Mr Lamine Sow, Officer-in-Charge, UNESCO Multi-sectoral Regional Office in Abuja, said this on Wednesday at a photo exhibition organised by Art for Humanity Foundation.
The exhibition titled “En route’’ was on ethical representation of migration stories by young Nigerian photojournalists and as well provided access to information on migration issues.
The project is supported by UNESCO Abuja and the Italian Agency for Development Cooperation.
Sow explained that there were lots of misinformation, disinformation on migration in the public domain and they affected peaceful living in societies, hence the need to portray real life stories through photography and arts.
The organisation, Sow said, was working extensively on issues of migration whether illegal or legal and helping people to understand the consequences, myths, integration and reintegration processes of migration.
According to him, the youth constitute the higher population of the region and their leaving to other countries is having adverse effect on it.
“When we talk about immigration, we talk about our youths and our youths are the most valid portion of our population and youths in this region are assets in the sub-Saharan Africa.
“The youth can also be a menace or threat depending on how we build their capacity.
“If the youth leave our country and our region when they are well trained, because families and the state have invested in building the capacity of the youth, it is brain drain.
“That kind of brain drain resulting from that phenomenon will affect the long term development of our region,’’ he said.
The official further said that migration had to do with the environment, politics, economy, social values and norms.
He advised that the government should provide quality education, social economic policies and plans to ensure there was the conducive environment for investment, importation, exportation and strategies that bring development.

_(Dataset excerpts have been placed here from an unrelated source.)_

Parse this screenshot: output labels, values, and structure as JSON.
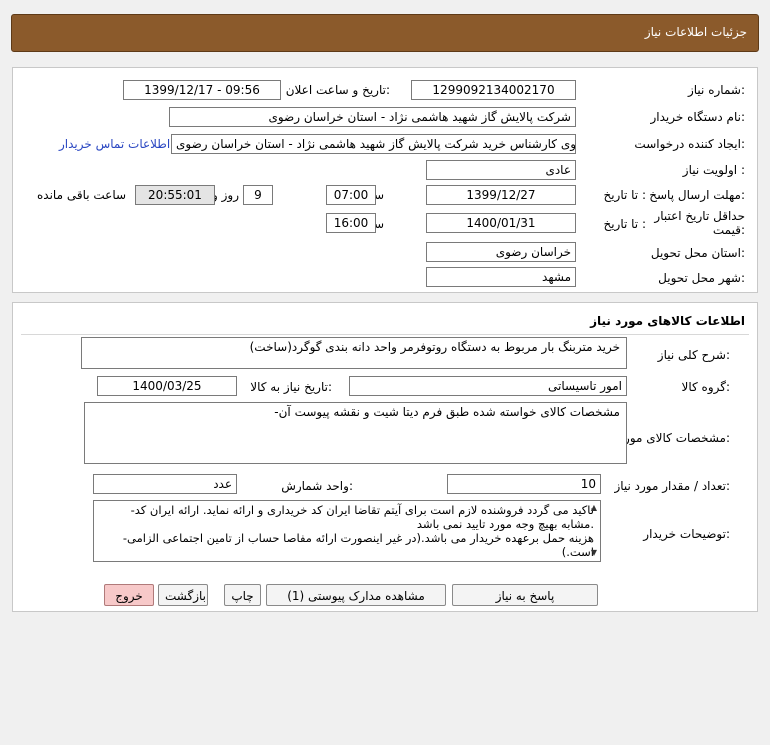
{
  "header": {
    "title": "جزئیات اطلاعات نیاز"
  },
  "details": {
    "need_number_label": "شماره نیاز:",
    "need_number": "1299092134002170",
    "announce_label": "تاریخ و ساعت اعلان عمومی:",
    "announce_value": "1399/12/17 - 09:56",
    "buyer_org_label": "نام دستگاه خریدار:",
    "buyer_org": "شرکت پالایش گاز شهید هاشمی نژاد - استان خراسان رضوی",
    "requester_label": "ایجاد کننده درخواست:",
    "requester": "هاشم مهدوی کارشناس خرید شرکت پالایش گاز شهید هاشمی نژاد - استان خراسان رضوی",
    "contact_link": "اطلاعات تماس خریدار",
    "priority_label": "اولویت نیاز :",
    "priority": "عادی",
    "deadline_label": "مهلت ارسال پاسخ:",
    "until_date_label": "تا تاریخ :",
    "deadline_date": "1399/12/27",
    "time_label": "ساعت",
    "deadline_time": "07:00",
    "days_value": "9",
    "days_label": "روز و",
    "remaining_time": "20:55:01",
    "remaining_label": "ساعت باقی مانده",
    "min_validity_label": "حداقل تاریخ اعتبار قیمت:",
    "validity_until_label": "تا تاریخ :",
    "validity_date": "1400/01/31",
    "validity_time_label": "ساعت",
    "validity_time": "16:00",
    "province_label": "استان محل تحویل:",
    "province": "خراسان رضوی",
    "city_label": "شهر محل تحویل:",
    "city": "مشهد"
  },
  "goods": {
    "section_title": "اطلاعات کالاهای مورد نیاز",
    "general_desc_label": "شرح کلی نیاز:",
    "general_desc": "خرید متربنگ بار مربوط به دستگاه روتوفرمر واحد دانه بندی گوگرد(ساخت)",
    "group_label": "گروه کالا:",
    "group": "امور تاسیساتی",
    "need_date_label": "تاریخ نیاز به کالا:",
    "need_date": "1400/03/25",
    "spec_label": "مشخصات کالای مورد نیاز:",
    "spec": "-مشخصات کالای خواسته شده طبق فرم دیتا شیت و نقشه پیوست آن",
    "qty_label": "تعداد / مقدار مورد نیاز:",
    "qty": "10",
    "unit_label": "واحد شمارش:",
    "unit": "عدد",
    "notes_label": "توضیحات خریدار:",
    "notes_line1": "-تاکید می گردد فروشنده لازم است برای آیتم تقاضا ایران کد خریداری و ارائه نماید. ارائه ایران کد مشابه بهیچ وجه مورد تایید نمی باشد.",
    "notes_line2": "-هزینه حمل برعهده خریدار می باشد.(در غیر اینصورت ارائه مفاصا حساب از تامین اجتماعی الزامی است.)"
  },
  "buttons": {
    "reply": "پاسخ به نیاز",
    "view_docs": "مشاهده مدارک پیوستی (1)",
    "print": "چاپ",
    "back": "بازگشت",
    "exit": "خروج"
  }
}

According to him, all these things including creation of decent jobs in rural areas are essential to keep the youth.
Sow said “ the issue calls for multidimensional solution generally.

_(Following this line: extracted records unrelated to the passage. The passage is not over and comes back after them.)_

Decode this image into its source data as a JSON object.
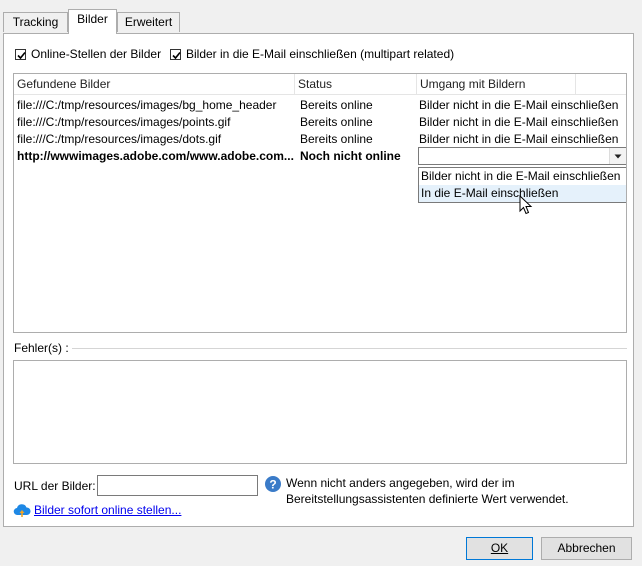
{
  "tabs": [
    {
      "label": "Tracking"
    },
    {
      "label": "Bilder"
    },
    {
      "label": "Erweitert"
    }
  ],
  "options": {
    "online_label": "Online-Stellen der Bilder",
    "online_checked": true,
    "include_label": "Bilder in die E-Mail einschließen (multipart related)",
    "include_checked": true
  },
  "grid": {
    "columns": [
      "Gefundene Bilder",
      "Status",
      "Umgang mit Bildern"
    ],
    "rows": [
      {
        "image": "file:///C:/tmp/resources/images/bg_home_header",
        "status": "Bereits online",
        "handling": "Bilder nicht in die E-Mail einschließen"
      },
      {
        "image": "file:///C:/tmp/resources/images/points.gif",
        "status": "Bereits online",
        "handling": "Bilder nicht in die E-Mail einschließen"
      },
      {
        "image": "file:///C:/tmp/resources/images/dots.gif",
        "status": "Bereits online",
        "handling": "Bilder nicht in die E-Mail einschließen"
      },
      {
        "image": "http://wwwimages.adobe.com/www.adobe.com...",
        "status": "Noch nicht online",
        "handling": ""
      }
    ]
  },
  "dropdown": {
    "options": [
      "Bilder nicht in die E-Mail einschließen",
      "In die E-Mail einschließen"
    ],
    "hovered_option": "In die E-Mail einschließen"
  },
  "errors": {
    "label": "Fehler(s) :"
  },
  "url": {
    "label": "URL der Bilder:",
    "value": "",
    "help_text_line1": "Wenn nicht anders angegeben, wird der im",
    "help_text_line2": "Bereitstellungsassistenten definierte Wert verwendet."
  },
  "publish_link": "Bilder sofort online stellen...",
  "buttons": {
    "ok": "OK",
    "cancel": "Abbrechen"
  },
  "colors": {
    "link": "#0000ee",
    "help_icon": "#3a7bc8",
    "upload_icon": "#1e88e5",
    "hover_option": "#e5f1fb"
  }
}
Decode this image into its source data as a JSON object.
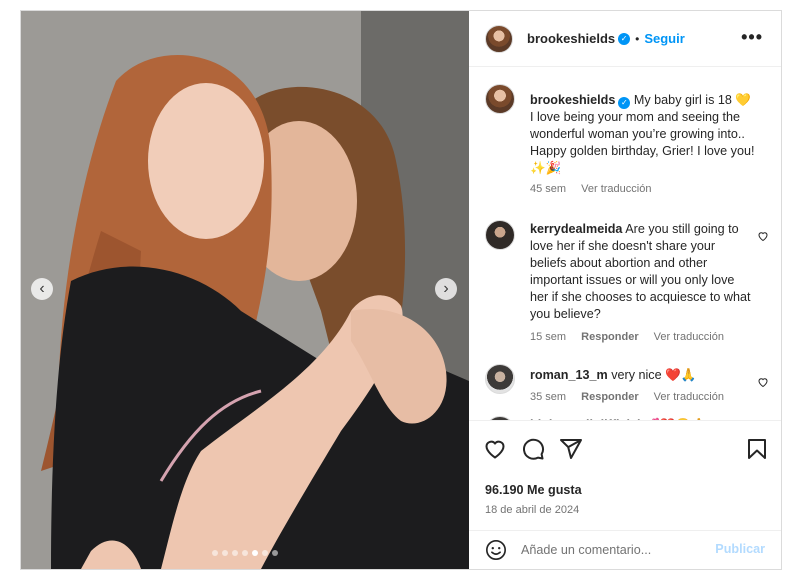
{
  "post": {
    "username": "brookeshields",
    "follow_label": "Seguir",
    "more_icon": "more-horizontal-icon",
    "verified_icon": "verified-badge-icon"
  },
  "carousel": {
    "prev_icon": "chevron-left-icon",
    "next_icon": "chevron-right-icon",
    "slides_total": 7,
    "active_slide": 5
  },
  "caption": {
    "username": "brookeshields",
    "text": "My baby girl is 18 💛 I love being your mom and seeing the wonderful woman you’re growing into.. Happy golden birthday, Grier! I love you! ✨🎉",
    "time": "45 sem",
    "translate": "Ver traducción"
  },
  "comments": [
    {
      "username": "kerrydealmeida",
      "text": "Are you still going to love her if she doesn't share your beliefs about abortion and other important issues or will you only love her if she chooses to acquiesce to what you believe?",
      "time": "15 sem",
      "reply": "Responder",
      "translate": "Ver traducción"
    },
    {
      "username": "roman_13_m",
      "text": "very nice ❤️🙏",
      "time": "35 sem",
      "reply": "Responder",
      "translate": "Ver traducción"
    },
    {
      "username": "bigbengallolifficial",
      "text": "💕❤️🙂🙏"
    }
  ],
  "actions": {
    "like_icon": "heart-icon",
    "comment_icon": "comment-icon",
    "share_icon": "share-icon",
    "save_icon": "bookmark-icon"
  },
  "likes_text": "96.190 Me gusta",
  "date_text": "18 de abril de 2024",
  "add_comment": {
    "placeholder": "Añade un comentario...",
    "publish_label": "Publicar",
    "emoji_icon": "smiley-icon"
  },
  "colors": {
    "accent": "#0095f6",
    "publish_disabled": "#b3dbff",
    "muted_text": "#737373",
    "text": "#262626"
  }
}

“While we all try hard toward achieving the Sustainable Development Goals, we want to live in peaceful societies where everybody has the potential to expand both socially, emotionally, economically and intellectually.’’
He commended the photojournalists and also assured that UNESCO would continue to support immigration initiatives in Nigeria.
Mr Osaze Efe, Creative Director, Art for Humanity foundation, and implementing partner, recalled that the photojournalists were trained a month back on putting migration stories into photography.
Efe, however, warned that if people must travel, they should have backing documents and ensure their means of survival.
“If there is any genuine reason for one to travel to other places, whether local or foreign for a better living, make sure you have the competence and the legal documentation to travel.
“Without legal documentation and the means to travel, it is risky, you are going to have issues with the law and you will have issues of survival,’’ he said.
The 10 Photojournalists at the exhibition included Mary Inalegwu, Oke Oluwasegun, Aderonke Alade, Omoregie Osakpolor, Eragbie Joshua, Adekuoroye Tolu, Moha Sheikh, Johnpeters Anyanwu, David Dawali and Obasola Bamigbola.
All the photojournalist had their migration stories presented in photography.
The News Agency of Nigeria (NAN) reports that the photojournalists’ work will be accessed by participants and stakeholders at the exhibition and a winner chosen.
Efe said that the winner would be given a laptop, while the two runners-up would receive stipends to support their work.